Central sensory structures, e.g., sensory neurons in the dorsal horns of the spinal cord or thalamus, if chronically bombarded with pain impulses, may become autonomously overactive (being maintained in this state perhaps by excitatory amino acids) and may remain so after the peripheral pathways have been interrupted. Peripheral nerve lesions have been shown to induce enduring derangements of central (spinal cord) processing (Fruhstorfer and Lindblom). Avulsion of nerves or nerve roots may cause chronic pain even in analgesic zones (anesthesia dolorosa or “deafferentation pain”). In experimentally deafferented animals, neurons of lamina V begin to discharge irregularly in the absence of stimulation. Later the abnormal discharge subsides in the spinal cord but can still be recorded in the thalamus. Hence, painful states such as causalgia, spinal cord pain, and phantom pain are not abolished simply by cutting spinal nerves or spinal tracts.

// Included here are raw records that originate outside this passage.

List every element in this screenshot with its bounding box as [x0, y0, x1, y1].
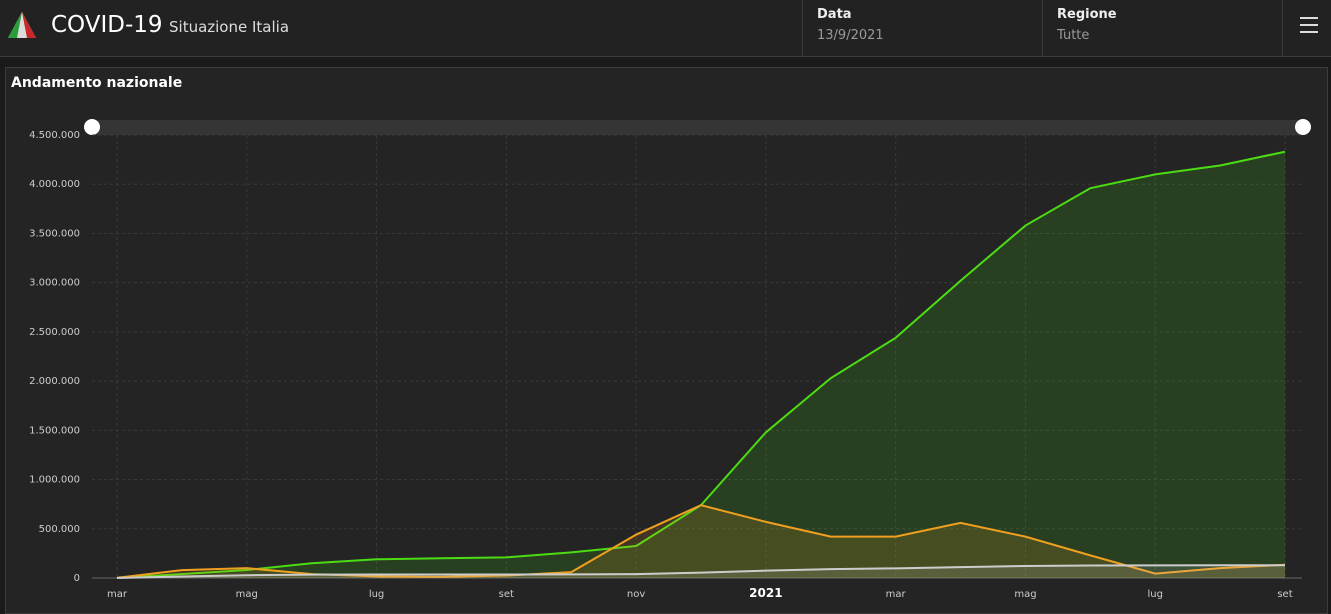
- x-tick-label: mag: [1014, 589, 1036, 600]
- app-subtitle: Situazione Italia: [169, 18, 290, 36]
- date-field[interactable]: Data 13/9/2021: [802, 0, 1043, 56]
- header: COVID-19 Situazione Italia Data 13/9/202…: [0, 0, 1331, 57]
- y-tick-label: 2.000.000: [29, 376, 80, 387]
- x-tick-label: lug: [1147, 589, 1162, 600]
- y-tick-label: 500.000: [39, 524, 80, 535]
- y-tick-label: 0: [74, 573, 80, 584]
- field-value: Tutte: [1057, 28, 1090, 43]
- range-slider[interactable]: [92, 120, 1303, 135]
- series-area: [117, 505, 1285, 578]
- y-tick-label: 1.500.000: [29, 425, 80, 436]
- x-tick-label: mar: [886, 589, 907, 600]
- region-field[interactable]: Regione Tutte: [1042, 0, 1283, 56]
- logo: [8, 12, 36, 38]
- x-tick-label: set: [499, 589, 514, 600]
- series-line: [116, 564, 1286, 579]
- x-tick-label: lug: [369, 589, 384, 600]
- field-label: Regione: [1057, 7, 1117, 22]
- y-tick-label: 3.500.000: [29, 228, 80, 239]
- app-title: COVID-19: [51, 12, 163, 38]
- y-tick-label: 3.000.000: [29, 278, 80, 289]
- y-tick-label: 1.000.000: [29, 475, 80, 486]
- series-area: [117, 151, 1285, 579]
- menu-icon: [1300, 17, 1318, 33]
- x-tick-label: mar: [107, 589, 128, 600]
- x-tick-label: mag: [236, 589, 258, 600]
- x-tick-label: 2021: [749, 586, 782, 600]
- y-tick-label: 4.000.000: [29, 179, 80, 190]
- chart-panel: Andamento nazionale: [5, 67, 1328, 614]
- field-label: Data: [817, 7, 852, 22]
- panel-title: Andamento nazionale: [11, 75, 183, 91]
- x-tick-label: set: [1277, 589, 1292, 600]
- field-value: 13/9/2021: [817, 28, 884, 43]
- range-handle[interactable]: [1295, 119, 1311, 135]
- menu-button[interactable]: [1282, 0, 1331, 56]
- range-handle[interactable]: [84, 119, 100, 135]
- x-tick-label: nov: [627, 589, 645, 600]
- y-tick-label: 2.500.000: [29, 327, 80, 338]
- y-tick-label: 4.500.000: [29, 130, 80, 141]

Pain has several other singular attributes. It does not appear to be subject to negative adaptation—i.e., pain may persist as long as the stimulus is operative—whereas other somatic stimuli, if applied continuously, soon cease to be effective. Furthermore, prolonged stimulation of pain receptors sensitizes them, so that they become responsive to even low grades of stimulation, such as touch (allodynia). Another remarkable characteristic of pain is the strong feeling or affect with which it is endowed, nearly always unpleasant. Since pain has this affective element, psychologic conditions assume great importance in all persistent painful states. It is of interest that despite this strong affective aspect of pain, it is difficult to recall precisely, or to re-experience from memory, a previously experienced acute pain. Also, the patient's tolerance of pain and capacity to experience it without verbalization are influenced by race, culture, and religion. Some individuals—by virtue of training, habit, and phlegmatic temperament—remain stoic in the face of pain, and others react in an opposite fashion. Pain may be the presenting or predominant symptom in a depressive illness (Chap. 57).
Finally, a comment should be made about the devastating behavioral effects of chronic pain. To quote from Ambroise Paré, a sixteenth-century French surgeon, “There is nothing that abateth so much the strength as paine.” Continuous pain increases irritability and fatigue, disturbs sleep, and impairs appetite. Ordinarily strong persons can be reduced to a whimpering, pitiable state that may arouse the scorn of healthy observers. Patients in pain may seem irrational about their illness and make unreasonable demands on family and physician. Characteristic also is an unwillingness to engage in or continue any activity that might enhance their pain. They withdraw from the main current of daily affairs. Their thoughts and speech come to be dominated by the pain. Once a person is subjected to the tyranny of chronic pain, depressive symptoms are practically always added. The demand for and dependence on narcotics often complicate the clinical problem.